VIF-ARGENT
Une idée séduisante pour une œuvre pas pleinement aboutie
Juste aide les gens à passer dans l’autre monde. Seul lui peut voir ces personnes bloquées entre la vie et la mort. Jusqu’à ce qu’il voit Agathe, une femme de son passé, pourtant bien vivante. Pourront-ils s’aimer à nouveau ?…
Depuis quelques mois, un retour du fantastique semble poindre le bout de son nez dans l’hexagone, avec par exemple "Dans la brume" ou "La Nuit a dévoré le monde". Si ces tentatives s’essayaient à détourner les codes d’un cinéma de genre, aucun n’avait osé s’inscrire dans un réalisme fantastique épuré, dont l’onirisme invite bien plus l’héritage de Jean Cocteau que celui des références américaines. Le très rare Stéphane Batut n’a lui pas hésité. Son histoire suit Juste, un jeune homme chargé de faire passer les âmes du monde des Vivants à celui des Morts, les accompagnant jusqu’au jugement dernier personnifié par une femme. Dans ce Paris désertique et solitaire, il va croiser Agathe, son ancien amour, pourtant bien vivante. Comme si la Providence lui accordait une seconde chance, celle d’aimer une seconde fois, celle d’exister à nouveau.

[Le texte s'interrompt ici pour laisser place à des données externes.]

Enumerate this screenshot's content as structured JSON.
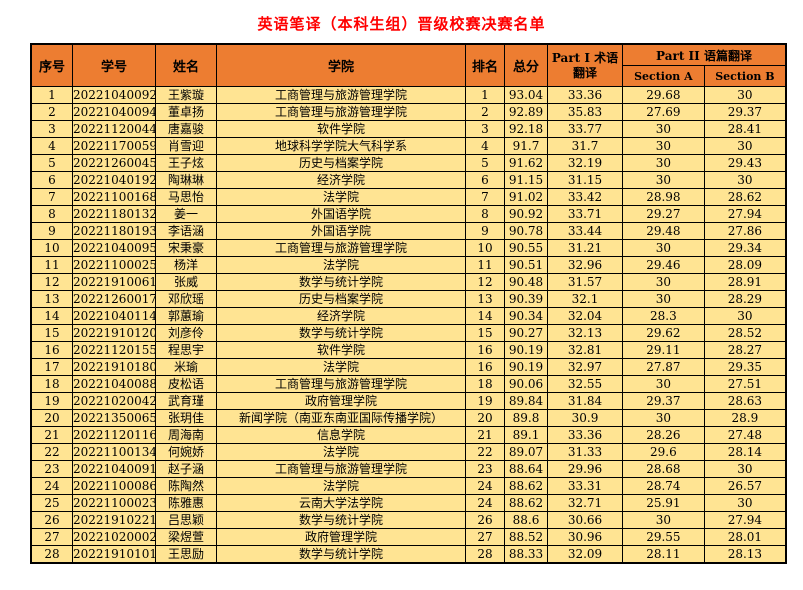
{
  "title": "英语笔译（本科生组）晋级校赛决赛名单",
  "colors": {
    "title_color": "#FF0000",
    "header_bg": "#ED7D31",
    "row_bg": "#FFE493",
    "border": "#000000"
  },
  "table": {
    "headers": {
      "index": "序号",
      "student_id": "学号",
      "name": "姓名",
      "college": "学院",
      "rank": "排名",
      "total": "总分",
      "part1": "Part I 术语翻译",
      "part2": "Part II 语篇翻译",
      "section_a": "Section A",
      "section_b": "Section B"
    },
    "rows": [
      [
        "1",
        "20221040092",
        "王紫璇",
        "工商管理与旅游管理学院",
        "1",
        "93.04",
        "33.36",
        "29.68",
        "30"
      ],
      [
        "2",
        "20221040094",
        "董卓扬",
        "工商管理与旅游管理学院",
        "2",
        "92.89",
        "35.83",
        "27.69",
        "29.37"
      ],
      [
        "3",
        "20221120044",
        "唐嘉骏",
        "软件学院",
        "3",
        "92.18",
        "33.77",
        "30",
        "28.41"
      ],
      [
        "4",
        "20221170059",
        "肖雪迎",
        "地球科学学院大气科学系",
        "4",
        "91.7",
        "31.7",
        "30",
        "30"
      ],
      [
        "5",
        "20221260045",
        "王子炫",
        "历史与档案学院",
        "5",
        "91.62",
        "32.19",
        "30",
        "29.43"
      ],
      [
        "6",
        "20221040192",
        "陶琳琳",
        "经济学院",
        "6",
        "91.15",
        "31.15",
        "30",
        "30"
      ],
      [
        "7",
        "20221100168",
        "马思怡",
        "法学院",
        "7",
        "91.02",
        "33.42",
        "28.98",
        "28.62"
      ],
      [
        "8",
        "20221180132",
        "姜一",
        "外国语学院",
        "8",
        "90.92",
        "33.71",
        "29.27",
        "27.94"
      ],
      [
        "9",
        "20221180193",
        "李语涵",
        "外国语学院",
        "9",
        "90.78",
        "33.44",
        "29.48",
        "27.86"
      ],
      [
        "10",
        "20221040095",
        "宋秉豪",
        "工商管理与旅游管理学院",
        "10",
        "90.55",
        "31.21",
        "30",
        "29.34"
      ],
      [
        "11",
        "20221100025",
        "杨洋",
        "法学院",
        "11",
        "90.51",
        "32.96",
        "29.46",
        "28.09"
      ],
      [
        "12",
        "20221910061",
        "张威",
        "数学与统计学院",
        "12",
        "90.48",
        "31.57",
        "30",
        "28.91"
      ],
      [
        "13",
        "20221260017",
        "邓欣瑶",
        "历史与档案学院",
        "13",
        "90.39",
        "32.1",
        "30",
        "28.29"
      ],
      [
        "14",
        "20221040114",
        "郭蕙瑜",
        "经济学院",
        "14",
        "90.34",
        "32.04",
        "28.3",
        "30"
      ],
      [
        "15",
        "20221910120",
        "刘彦伶",
        "数学与统计学院",
        "15",
        "90.27",
        "32.13",
        "29.62",
        "28.52"
      ],
      [
        "16",
        "20221120155",
        "程思宇",
        "软件学院",
        "16",
        "90.19",
        "32.81",
        "29.11",
        "28.27"
      ],
      [
        "17",
        "20221910180",
        "米瑜",
        "法学院",
        "16",
        "90.19",
        "32.97",
        "27.87",
        "29.35"
      ],
      [
        "18",
        "20221040088",
        "皮松语",
        "工商管理与旅游管理学院",
        "18",
        "90.06",
        "32.55",
        "30",
        "27.51"
      ],
      [
        "19",
        "20221020042",
        "武育瑾",
        "政府管理学院",
        "19",
        "89.84",
        "31.84",
        "29.37",
        "28.63"
      ],
      [
        "20",
        "20221350065",
        "张玥佳",
        "新闻学院（南亚东南亚国际传播学院）",
        "20",
        "89.8",
        "30.9",
        "30",
        "28.9"
      ],
      [
        "21",
        "20221120116",
        "周海南",
        "信息学院",
        "21",
        "89.1",
        "33.36",
        "28.26",
        "27.48"
      ],
      [
        "22",
        "20221100134",
        "何婉娇",
        "法学院",
        "22",
        "89.07",
        "31.33",
        "29.6",
        "28.14"
      ],
      [
        "23",
        "20221040091",
        "赵子涵",
        "工商管理与旅游管理学院",
        "23",
        "88.64",
        "29.96",
        "28.68",
        "30"
      ],
      [
        "24",
        "20221100086",
        "陈陶然",
        "法学院",
        "24",
        "88.62",
        "33.31",
        "28.74",
        "26.57"
      ],
      [
        "25",
        "20221100023",
        "陈雅惠",
        "云南大学法学院",
        "24",
        "88.62",
        "32.71",
        "25.91",
        "30"
      ],
      [
        "26",
        "20221910221",
        "吕思颖",
        "数学与统计学院",
        "26",
        "88.6",
        "30.66",
        "30",
        "27.94"
      ],
      [
        "27",
        "20221020002",
        "梁煜萱",
        "政府管理学院",
        "27",
        "88.52",
        "30.96",
        "29.55",
        "28.01"
      ],
      [
        "28",
        "20221910101",
        "王思励",
        "数学与统计学院",
        "28",
        "88.33",
        "32.09",
        "28.11",
        "28.13"
      ]
    ]
  }
}
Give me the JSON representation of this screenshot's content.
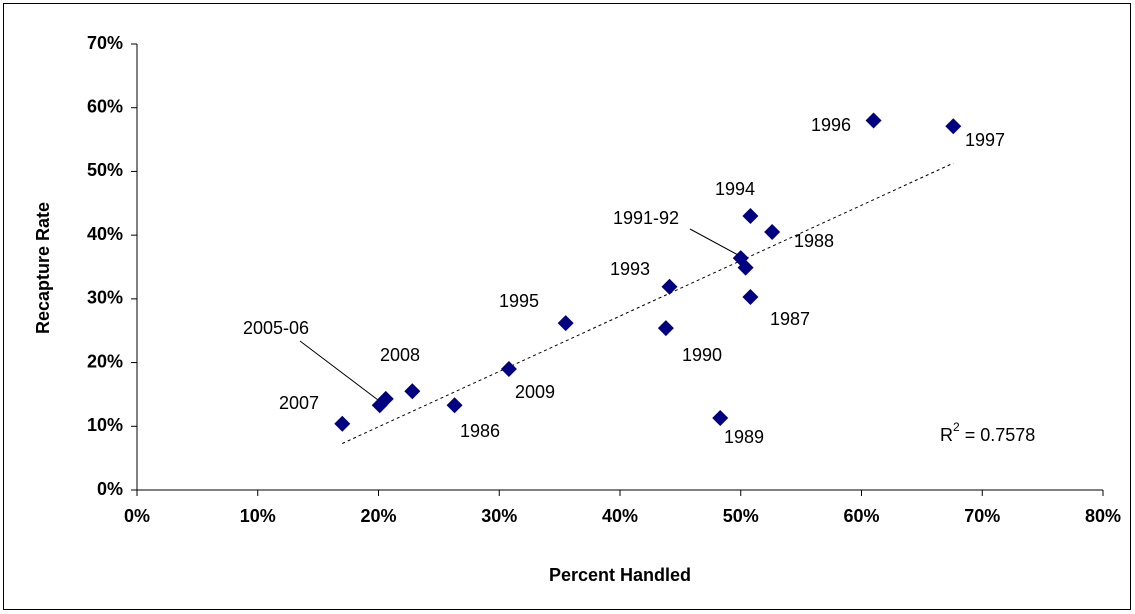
{
  "chart_data": {
    "type": "scatter",
    "x_label": "Percent Handled",
    "y_label": "Recapture Rate",
    "series": [
      {
        "color": "#000080",
        "x": [
          17,
          20.1,
          20.6,
          22.8,
          26.3,
          30.8,
          35.5,
          43.8,
          44.1,
          48.3,
          50.0,
          50.4,
          50.8,
          50.8,
          52.6,
          61.0,
          67.6
        ],
        "values": [
          10.4,
          13.3,
          14.3,
          15.5,
          13.3,
          19.0,
          26.2,
          25.4,
          31.9,
          11.3,
          36.4,
          34.9,
          43.0,
          30.3,
          40.5,
          58.0,
          57.1
        ],
        "point_labels": [
          "2007",
          "2005-06",
          null,
          "2008",
          "1986",
          "2009",
          "1995",
          "1990",
          "1993",
          "1989",
          "1991-92",
          null,
          "1994",
          "1987",
          "1988",
          "1996",
          "1997"
        ]
      }
    ],
    "trendline": {
      "x": [
        17,
        67.6
      ],
      "values": [
        7.3,
        51.3
      ]
    },
    "annotation": {
      "base": "R",
      "sup": "2",
      "rest": " = 0.7578"
    },
    "xlim": [
      0,
      80
    ],
    "xticks": [
      {
        "value": 0,
        "label": "0%"
      },
      {
        "value": 10,
        "label": "10%"
      },
      {
        "value": 20,
        "label": "20%"
      },
      {
        "value": 30,
        "label": "30%"
      },
      {
        "value": 40,
        "label": "40%"
      },
      {
        "value": 50,
        "label": "50%"
      },
      {
        "value": 60,
        "label": "60%"
      },
      {
        "value": 70,
        "label": "70%"
      },
      {
        "value": 80,
        "label": "80%"
      }
    ],
    "ylim": [
      0,
      70
    ],
    "yticks": [
      {
        "value": 0,
        "label": "0%"
      },
      {
        "value": 10,
        "label": "10%"
      },
      {
        "value": 20,
        "label": "20%"
      },
      {
        "value": 30,
        "label": "30%"
      },
      {
        "value": 40,
        "label": "40%"
      },
      {
        "value": 50,
        "label": "50%"
      },
      {
        "value": 60,
        "label": "60%"
      },
      {
        "value": 70,
        "label": "70%"
      }
    ]
  }
}
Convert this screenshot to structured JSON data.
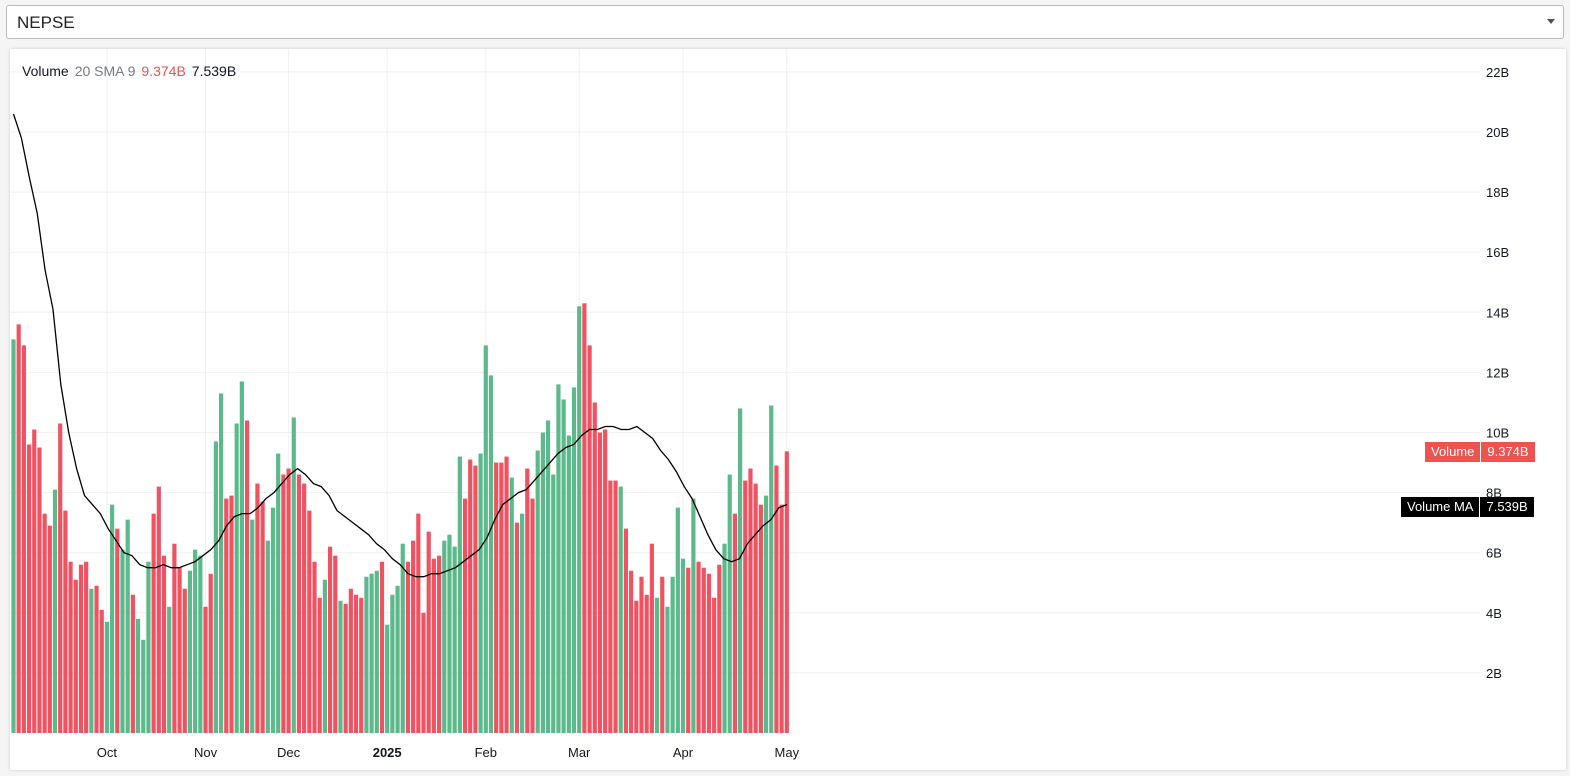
{
  "symbol_selector": {
    "value": "NEPSE"
  },
  "legend": {
    "title": "Volume",
    "params": "20 SMA 9",
    "volume_value": "9.374B",
    "ma_value": "7.539B"
  },
  "price_tags": {
    "volume_label": "Volume",
    "volume_value": "9.374B",
    "ma_label": "Volume MA",
    "ma_value": "7.539B"
  },
  "colors": {
    "up": "#26a69a",
    "up_bar": "#5bb98c",
    "down_bar": "#ef5362",
    "ma_line": "#000000",
    "grid": "#f0f0f0",
    "axis_text": "#131722"
  },
  "chart_data": {
    "type": "bar",
    "title": "",
    "xlabel": "",
    "ylabel": "",
    "ylim": [
      0,
      22.5
    ],
    "unit": "B",
    "y_ticks": [
      "2B",
      "4B",
      "6B",
      "8B",
      "10B",
      "12B",
      "14B",
      "16B",
      "18B",
      "20B",
      "22B"
    ],
    "x_ticks": [
      {
        "label": "Oct",
        "index": 18,
        "bold": false
      },
      {
        "label": "Nov",
        "index": 37,
        "bold": false
      },
      {
        "label": "Dec",
        "index": 53,
        "bold": false
      },
      {
        "label": "2025",
        "index": 72,
        "bold": true
      },
      {
        "label": "Feb",
        "index": 91,
        "bold": false
      },
      {
        "label": "Mar",
        "index": 109,
        "bold": false
      },
      {
        "label": "Apr",
        "index": 129,
        "bold": false
      },
      {
        "label": "May",
        "index": 149,
        "bold": false
      }
    ],
    "series": [
      {
        "name": "Volume",
        "values": [
          13.1,
          13.6,
          12.9,
          9.6,
          10.1,
          9.5,
          7.3,
          6.9,
          8.1,
          10.3,
          7.4,
          5.7,
          5.1,
          5.6,
          5.7,
          4.8,
          4.9,
          4.1,
          3.7,
          7.6,
          6.8,
          6.1,
          7.1,
          4.6,
          3.8,
          3.1,
          5.7,
          7.3,
          8.2,
          5.9,
          4.2,
          6.3,
          5.5,
          4.8,
          5.4,
          6.1,
          5.9,
          4.2,
          5.3,
          9.7,
          11.3,
          7.8,
          7.9,
          10.3,
          11.7,
          10.4,
          7.1,
          8.3,
          7.7,
          6.4,
          7.5,
          9.3,
          8.6,
          8.8,
          10.5,
          8.6,
          8.3,
          7.4,
          5.7,
          4.5,
          5.1,
          6.2,
          5.9,
          4.4,
          4.3,
          4.8,
          4.6,
          4.5,
          5.2,
          5.3,
          5.4,
          5.7,
          3.6,
          4.6,
          4.9,
          6.3,
          5.7,
          6.4,
          7.3,
          4.0,
          6.7,
          5.8,
          5.9,
          6.4,
          6.6,
          6.2,
          9.2,
          7.8,
          9.1,
          8.9,
          9.3,
          12.9,
          11.9,
          9.0,
          9.0,
          9.2,
          8.5,
          7.0,
          7.3,
          8.8,
          7.8,
          9.4,
          10.0,
          10.4,
          8.6,
          11.6,
          11.1,
          9.9,
          11.5,
          14.2,
          14.3,
          12.9,
          11.0,
          10.0,
          10.1,
          8.4,
          8.4,
          8.2,
          6.8,
          5.4,
          4.4,
          5.2,
          4.6,
          6.3,
          4.5,
          5.2,
          4.2,
          5.2,
          7.5,
          5.8,
          5.5,
          7.8,
          5.7,
          5.5,
          5.3,
          4.5,
          5.6,
          6.3,
          8.6,
          7.3,
          10.8,
          8.4,
          8.8,
          8.3,
          7.6,
          7.9,
          10.9,
          8.9,
          7.6,
          9.374
        ],
        "direction": [
          1,
          0,
          0,
          0,
          0,
          0,
          0,
          0,
          1,
          0,
          0,
          0,
          0,
          0,
          0,
          1,
          0,
          0,
          1,
          1,
          0,
          1,
          1,
          0,
          1,
          1,
          1,
          0,
          0,
          0,
          1,
          0,
          0,
          0,
          1,
          1,
          1,
          0,
          0,
          1,
          1,
          0,
          0,
          1,
          1,
          0,
          1,
          0,
          0,
          1,
          1,
          1,
          0,
          0,
          1,
          0,
          0,
          0,
          0,
          0,
          1,
          0,
          0,
          1,
          0,
          0,
          0,
          0,
          1,
          1,
          1,
          0,
          1,
          1,
          1,
          1,
          0,
          0,
          0,
          0,
          0,
          0,
          0,
          1,
          1,
          1,
          1,
          0,
          0,
          0,
          1,
          1,
          1,
          0,
          0,
          0,
          1,
          0,
          1,
          0,
          0,
          1,
          1,
          1,
          1,
          1,
          1,
          1,
          1,
          1,
          0,
          0,
          0,
          0,
          0,
          0,
          0,
          1,
          0,
          0,
          0,
          0,
          0,
          0,
          1,
          0,
          1,
          1,
          1,
          1,
          0,
          1,
          0,
          0,
          0,
          0,
          0,
          1,
          1,
          0,
          1,
          0,
          0,
          0,
          0,
          1,
          1,
          0,
          0,
          0
        ]
      },
      {
        "name": "Volume MA",
        "values": [
          20.6,
          19.8,
          18.5,
          17.3,
          15.4,
          14.1,
          11.6,
          10.0,
          8.8,
          7.9,
          7.6,
          7.3,
          6.8,
          6.4,
          6.0,
          5.9,
          5.6,
          5.5,
          5.5,
          5.6,
          5.5,
          5.5,
          5.6,
          5.7,
          5.9,
          6.1,
          6.4,
          6.9,
          7.2,
          7.3,
          7.3,
          7.5,
          7.8,
          8.0,
          8.3,
          8.6,
          8.8,
          8.6,
          8.3,
          8.2,
          7.9,
          7.4,
          7.2,
          7.0,
          6.8,
          6.6,
          6.3,
          6.1,
          5.8,
          5.6,
          5.3,
          5.2,
          5.2,
          5.3,
          5.3,
          5.4,
          5.5,
          5.7,
          5.9,
          6.1,
          6.5,
          7.1,
          7.6,
          7.8,
          8.0,
          8.1,
          8.4,
          8.7,
          9.0,
          9.3,
          9.5,
          9.6,
          9.9,
          10.1,
          10.1,
          10.2,
          10.2,
          10.1,
          10.1,
          10.2,
          10.0,
          9.8,
          9.4,
          9.1,
          8.7,
          8.2,
          7.8,
          7.2,
          6.6,
          6.1,
          5.8,
          5.7,
          5.8,
          6.3,
          6.6,
          6.9,
          7.1,
          7.5,
          7.6
        ],
        "ma_index": [
          0,
          1,
          2,
          3,
          4,
          5,
          6,
          7,
          8,
          9,
          10,
          11,
          12,
          13,
          14,
          15,
          16,
          17,
          18,
          19,
          20,
          21,
          22,
          23,
          24,
          25,
          26,
          27,
          28,
          29,
          30,
          31,
          32,
          33,
          34,
          35,
          36,
          37,
          38,
          39,
          40,
          41,
          42,
          43,
          44,
          45,
          46,
          47,
          48,
          49,
          50,
          51,
          52,
          53,
          54,
          55,
          56,
          57,
          58,
          59,
          60,
          61,
          62,
          63,
          64,
          65,
          66,
          67,
          68,
          69,
          70,
          71,
          72,
          73,
          74,
          75,
          76,
          77,
          78,
          79,
          80,
          81,
          82,
          83,
          84,
          85,
          86,
          87,
          88,
          89,
          90,
          91,
          92,
          93,
          94,
          95,
          96,
          97,
          98
        ]
      }
    ]
  }
}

Si l’idée est évidemment louable et ambitieuse, le résultat est plus maladroit, la faute à un lyrisme parfois risible et à beaucoup de longueurs qui annihilent tout impact émotionnel. Là où on aurait aimé plonger dans une expérience charnelle et sensorielle, la poésie se limite à quelques fulgurances. À force de multiplier les symboles et les métaphores, le métrage s’enferme même dans un cadre trop strict où les protagonistes n’ont pas la place de respirer. Le romantisme est palpable, la réflexion autour du vide laissé par les êtres perdus est réelle, mais jamais "Vif-Argent" ne parviendra à s’émanciper de sa lourde mécanique formelle. Heureusement, cela n’empêche pas les comédiens de briller, en particulier Thimotée Robart dont cette première apparition à l’écran ne devrait pas être la dernière.